I actually did that, googled it like you said Steve. And almost every entry says its Withington apart from estate agents who have a vested interest in pretending its in West Didsbury. The Old House At Home's own website says its in Withington.

Oliver Survey-MapJune 4th 2013.

This is a massive issue fellas phew glad we're sorting it. If not WD then Malvern Grove must be fifty yards outside.

Simon TurnerJune 4th 2013.

Its not a massive issue. BUT it is indicative of the attractiveness of West Didsbury that until a few years ago anything north of the bridge (now the Metro) was Withington. But bit by bit Withington has shrunk and more roads/houses etc are calling themselves West Didsbury.

suzyblewJune 3rd 2013.

Lived in West Didsbury for 9 years and I quite enjoyed it the article. Everywhere gets stereotyped. It has the ultimimate postcode snobbery though. Although I know I was guily of that when I moved in! With reference to Malvern Grove, will a review of The Gallery follow, given it is the 3rd incarnation in 6 months (previously Elvis's kitchen, Verso etc). Will the tram encourage people to turn left?

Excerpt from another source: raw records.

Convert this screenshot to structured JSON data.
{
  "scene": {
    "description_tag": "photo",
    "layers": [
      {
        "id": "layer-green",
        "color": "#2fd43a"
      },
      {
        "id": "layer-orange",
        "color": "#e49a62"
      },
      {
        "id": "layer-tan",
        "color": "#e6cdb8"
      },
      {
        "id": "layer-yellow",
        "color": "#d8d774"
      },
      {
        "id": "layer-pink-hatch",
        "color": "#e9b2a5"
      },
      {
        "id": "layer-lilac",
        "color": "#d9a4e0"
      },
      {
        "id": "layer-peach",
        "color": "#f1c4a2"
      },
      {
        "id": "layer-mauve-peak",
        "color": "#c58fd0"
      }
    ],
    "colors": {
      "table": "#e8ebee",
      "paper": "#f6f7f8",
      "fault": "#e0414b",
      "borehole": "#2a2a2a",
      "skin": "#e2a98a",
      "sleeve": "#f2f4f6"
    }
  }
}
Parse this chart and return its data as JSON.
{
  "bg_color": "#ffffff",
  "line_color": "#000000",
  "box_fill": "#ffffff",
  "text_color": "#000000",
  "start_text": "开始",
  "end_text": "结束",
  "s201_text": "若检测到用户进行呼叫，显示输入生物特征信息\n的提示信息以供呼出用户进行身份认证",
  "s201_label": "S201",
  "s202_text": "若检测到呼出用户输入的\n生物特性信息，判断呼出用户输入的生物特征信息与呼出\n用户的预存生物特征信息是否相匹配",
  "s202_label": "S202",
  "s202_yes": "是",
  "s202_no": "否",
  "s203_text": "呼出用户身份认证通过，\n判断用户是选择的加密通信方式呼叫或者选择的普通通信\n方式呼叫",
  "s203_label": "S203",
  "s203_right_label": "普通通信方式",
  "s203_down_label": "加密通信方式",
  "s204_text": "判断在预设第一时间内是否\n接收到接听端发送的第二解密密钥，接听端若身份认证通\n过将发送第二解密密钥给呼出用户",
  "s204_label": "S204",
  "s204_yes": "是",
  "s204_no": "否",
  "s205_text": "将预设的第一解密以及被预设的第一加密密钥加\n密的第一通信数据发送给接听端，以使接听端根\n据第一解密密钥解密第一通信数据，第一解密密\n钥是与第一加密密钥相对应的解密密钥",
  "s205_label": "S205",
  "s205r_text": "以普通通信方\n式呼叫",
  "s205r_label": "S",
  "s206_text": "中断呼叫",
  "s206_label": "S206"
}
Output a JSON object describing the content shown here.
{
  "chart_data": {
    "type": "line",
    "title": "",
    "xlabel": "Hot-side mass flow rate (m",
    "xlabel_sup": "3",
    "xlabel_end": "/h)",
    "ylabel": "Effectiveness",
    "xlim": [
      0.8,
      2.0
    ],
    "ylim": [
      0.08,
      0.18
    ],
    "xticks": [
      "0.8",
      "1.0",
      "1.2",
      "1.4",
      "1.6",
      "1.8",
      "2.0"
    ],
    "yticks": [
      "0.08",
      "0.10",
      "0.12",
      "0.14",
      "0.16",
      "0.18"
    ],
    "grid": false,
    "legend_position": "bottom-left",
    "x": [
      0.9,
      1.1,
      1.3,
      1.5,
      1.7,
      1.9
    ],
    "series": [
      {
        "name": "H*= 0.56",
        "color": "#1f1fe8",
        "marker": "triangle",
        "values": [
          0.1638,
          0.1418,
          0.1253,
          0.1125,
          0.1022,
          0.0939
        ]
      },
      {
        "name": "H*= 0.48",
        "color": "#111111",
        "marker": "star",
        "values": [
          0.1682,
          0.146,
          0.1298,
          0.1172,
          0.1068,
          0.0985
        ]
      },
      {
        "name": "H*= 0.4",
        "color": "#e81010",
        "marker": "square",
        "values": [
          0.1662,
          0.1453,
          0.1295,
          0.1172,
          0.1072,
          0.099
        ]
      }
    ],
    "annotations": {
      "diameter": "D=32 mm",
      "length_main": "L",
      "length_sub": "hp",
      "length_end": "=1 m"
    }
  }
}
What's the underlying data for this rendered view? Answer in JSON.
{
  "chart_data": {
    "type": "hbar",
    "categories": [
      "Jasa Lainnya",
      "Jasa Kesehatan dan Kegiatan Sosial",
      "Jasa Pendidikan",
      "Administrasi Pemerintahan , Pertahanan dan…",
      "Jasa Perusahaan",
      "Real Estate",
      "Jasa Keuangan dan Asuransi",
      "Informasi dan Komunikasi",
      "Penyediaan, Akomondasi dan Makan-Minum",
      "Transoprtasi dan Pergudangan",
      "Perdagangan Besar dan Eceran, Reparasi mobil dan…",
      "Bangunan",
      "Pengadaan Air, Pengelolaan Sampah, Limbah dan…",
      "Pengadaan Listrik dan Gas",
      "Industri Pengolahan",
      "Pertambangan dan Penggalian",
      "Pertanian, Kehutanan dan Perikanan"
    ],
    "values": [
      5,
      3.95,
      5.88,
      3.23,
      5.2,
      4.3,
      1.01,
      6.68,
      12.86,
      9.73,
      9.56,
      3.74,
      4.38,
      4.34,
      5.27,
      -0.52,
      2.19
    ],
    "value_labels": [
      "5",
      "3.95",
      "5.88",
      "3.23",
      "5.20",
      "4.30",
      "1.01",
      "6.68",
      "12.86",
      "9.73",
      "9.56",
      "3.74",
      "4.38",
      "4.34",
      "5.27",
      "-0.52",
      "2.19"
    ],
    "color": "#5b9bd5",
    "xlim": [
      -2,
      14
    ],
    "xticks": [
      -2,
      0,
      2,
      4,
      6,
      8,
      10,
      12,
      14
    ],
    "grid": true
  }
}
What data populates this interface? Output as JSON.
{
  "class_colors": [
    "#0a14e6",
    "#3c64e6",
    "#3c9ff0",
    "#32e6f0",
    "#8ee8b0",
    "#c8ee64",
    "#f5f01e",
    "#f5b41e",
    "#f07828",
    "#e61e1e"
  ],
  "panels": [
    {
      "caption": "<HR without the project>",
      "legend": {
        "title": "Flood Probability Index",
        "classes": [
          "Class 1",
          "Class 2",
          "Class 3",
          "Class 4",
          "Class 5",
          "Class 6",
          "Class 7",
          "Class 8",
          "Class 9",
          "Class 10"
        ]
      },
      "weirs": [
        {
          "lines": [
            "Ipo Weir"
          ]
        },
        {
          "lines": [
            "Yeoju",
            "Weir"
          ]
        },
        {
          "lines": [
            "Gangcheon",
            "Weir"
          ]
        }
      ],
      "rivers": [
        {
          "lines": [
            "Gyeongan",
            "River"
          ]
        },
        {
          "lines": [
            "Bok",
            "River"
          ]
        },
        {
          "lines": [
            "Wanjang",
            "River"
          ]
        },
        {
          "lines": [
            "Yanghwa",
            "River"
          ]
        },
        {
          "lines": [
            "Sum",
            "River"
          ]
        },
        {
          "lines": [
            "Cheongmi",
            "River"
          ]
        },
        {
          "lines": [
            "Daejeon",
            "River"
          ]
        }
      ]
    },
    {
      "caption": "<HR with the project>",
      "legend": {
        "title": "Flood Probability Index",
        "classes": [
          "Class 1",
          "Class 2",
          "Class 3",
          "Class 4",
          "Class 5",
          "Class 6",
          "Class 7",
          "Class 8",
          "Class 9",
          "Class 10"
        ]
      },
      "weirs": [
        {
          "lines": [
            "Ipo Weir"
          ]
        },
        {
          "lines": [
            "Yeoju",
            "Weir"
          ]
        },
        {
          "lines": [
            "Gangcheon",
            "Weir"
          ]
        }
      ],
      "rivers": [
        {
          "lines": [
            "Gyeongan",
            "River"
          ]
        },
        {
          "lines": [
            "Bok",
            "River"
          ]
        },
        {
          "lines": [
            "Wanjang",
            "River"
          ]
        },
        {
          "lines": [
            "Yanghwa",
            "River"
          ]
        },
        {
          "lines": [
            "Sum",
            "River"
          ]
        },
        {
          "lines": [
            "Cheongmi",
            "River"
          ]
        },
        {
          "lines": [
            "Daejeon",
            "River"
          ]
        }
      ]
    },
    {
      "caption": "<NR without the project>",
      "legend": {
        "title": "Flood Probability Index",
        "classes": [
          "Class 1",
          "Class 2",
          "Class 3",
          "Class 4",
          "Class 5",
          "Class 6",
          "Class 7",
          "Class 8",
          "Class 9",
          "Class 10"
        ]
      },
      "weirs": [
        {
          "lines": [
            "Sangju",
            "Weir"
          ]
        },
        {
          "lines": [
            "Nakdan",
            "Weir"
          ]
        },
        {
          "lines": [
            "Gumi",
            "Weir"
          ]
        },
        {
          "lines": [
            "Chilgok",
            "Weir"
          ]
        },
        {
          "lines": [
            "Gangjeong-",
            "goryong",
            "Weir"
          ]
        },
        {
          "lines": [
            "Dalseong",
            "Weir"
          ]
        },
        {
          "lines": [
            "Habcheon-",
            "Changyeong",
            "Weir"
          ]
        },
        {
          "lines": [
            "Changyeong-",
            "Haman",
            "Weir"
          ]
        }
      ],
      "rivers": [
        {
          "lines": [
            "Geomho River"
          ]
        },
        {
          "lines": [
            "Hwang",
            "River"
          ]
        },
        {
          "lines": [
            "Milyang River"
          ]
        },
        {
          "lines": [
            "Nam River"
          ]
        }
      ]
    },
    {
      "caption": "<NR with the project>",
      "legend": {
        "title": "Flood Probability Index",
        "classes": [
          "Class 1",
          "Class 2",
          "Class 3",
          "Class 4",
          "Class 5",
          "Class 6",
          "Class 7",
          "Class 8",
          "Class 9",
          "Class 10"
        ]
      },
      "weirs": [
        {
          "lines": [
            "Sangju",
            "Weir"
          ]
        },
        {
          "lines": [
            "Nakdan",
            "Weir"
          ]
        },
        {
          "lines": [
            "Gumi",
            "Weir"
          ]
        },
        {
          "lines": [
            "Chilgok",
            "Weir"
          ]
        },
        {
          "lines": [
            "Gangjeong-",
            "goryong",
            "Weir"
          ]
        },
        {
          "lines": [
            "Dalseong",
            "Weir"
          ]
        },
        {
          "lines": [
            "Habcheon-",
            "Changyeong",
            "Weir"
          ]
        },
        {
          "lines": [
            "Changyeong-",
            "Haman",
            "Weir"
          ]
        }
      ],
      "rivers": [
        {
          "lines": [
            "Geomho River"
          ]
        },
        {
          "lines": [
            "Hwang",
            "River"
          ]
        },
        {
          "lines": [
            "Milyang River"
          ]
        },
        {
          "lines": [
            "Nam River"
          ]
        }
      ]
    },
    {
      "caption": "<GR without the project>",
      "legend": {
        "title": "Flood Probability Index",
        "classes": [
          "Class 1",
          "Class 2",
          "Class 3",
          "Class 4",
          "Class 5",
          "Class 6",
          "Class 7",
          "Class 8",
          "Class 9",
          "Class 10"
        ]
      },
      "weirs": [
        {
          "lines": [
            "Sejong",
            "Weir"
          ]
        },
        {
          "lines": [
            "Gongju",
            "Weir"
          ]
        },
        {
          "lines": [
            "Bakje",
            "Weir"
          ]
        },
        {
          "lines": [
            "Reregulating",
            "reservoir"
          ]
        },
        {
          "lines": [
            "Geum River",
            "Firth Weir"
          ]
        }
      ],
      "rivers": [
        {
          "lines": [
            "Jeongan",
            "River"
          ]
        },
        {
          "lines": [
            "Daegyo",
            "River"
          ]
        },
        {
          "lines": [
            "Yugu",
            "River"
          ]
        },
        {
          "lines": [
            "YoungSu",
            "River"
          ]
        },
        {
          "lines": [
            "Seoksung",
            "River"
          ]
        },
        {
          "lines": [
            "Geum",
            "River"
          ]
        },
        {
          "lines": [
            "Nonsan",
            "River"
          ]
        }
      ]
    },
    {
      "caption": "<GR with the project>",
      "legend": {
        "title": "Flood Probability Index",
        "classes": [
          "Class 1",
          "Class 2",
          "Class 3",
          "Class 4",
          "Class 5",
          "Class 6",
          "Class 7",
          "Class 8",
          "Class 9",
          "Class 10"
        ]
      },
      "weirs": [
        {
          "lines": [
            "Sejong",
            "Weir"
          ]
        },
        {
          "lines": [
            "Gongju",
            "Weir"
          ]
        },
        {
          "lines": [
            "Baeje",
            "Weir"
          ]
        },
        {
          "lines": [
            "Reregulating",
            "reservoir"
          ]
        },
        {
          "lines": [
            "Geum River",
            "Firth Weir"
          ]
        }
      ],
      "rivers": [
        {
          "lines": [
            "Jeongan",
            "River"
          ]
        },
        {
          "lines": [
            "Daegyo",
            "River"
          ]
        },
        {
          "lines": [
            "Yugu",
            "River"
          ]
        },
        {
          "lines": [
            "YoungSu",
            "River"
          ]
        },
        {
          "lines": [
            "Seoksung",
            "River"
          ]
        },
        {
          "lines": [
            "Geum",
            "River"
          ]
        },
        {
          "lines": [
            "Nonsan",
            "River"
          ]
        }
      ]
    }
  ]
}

1 Response: Reply To This...
Prince_HarmingJune 5th 2013.

It's actually the fourth incarnation - it was (very briefly) Terrace Bar just after Verso and before Elvis' Kitchen. I think that building may be cursed...

JanusxxxMarch 8th 2014.

Old house at home pub on burton road was where Dave Rainford did a lot of pub quizzes before he won quarter of a million on who wants to be a millionaire. He is now an egghead on the tv show. He's spent many years running pub quizzes and can be seen in the red lion sometimes. He's a friendly sort of guy or was years ago. He was a withington man as I remember. I do enjoy all this postcode snobbery. It's a proper chuckle! I live in the area of withington but I'm happy to use west didsbury or didsbury if it increases the value of my property! Just think nowadays there's hardly any of moss side left, just the bit that is is Alex park estate! Royal Mail tend to leave the sub area out but as I'm M20 I'm keeping my place as West didsbury!

AnonymousMarch 17th 2014.

West Didsbury didn't exist about 20 years ago, it was called Withington. It was pretty ropey and the Metropolitan wasn't a nice place. Much better up there nowadays but certainly some gentrification going on.

Jane AlesAugust 14th 2014.

Jeez...me and 'I'm indoors' sometimes travel in from the 'outer suburbs' to visit one of the WD swanky bars... (Please come and set your bars and indie shops up in boring old Sale) anyway... Yer puttin' us off chaps... Calm down... It was funny that article.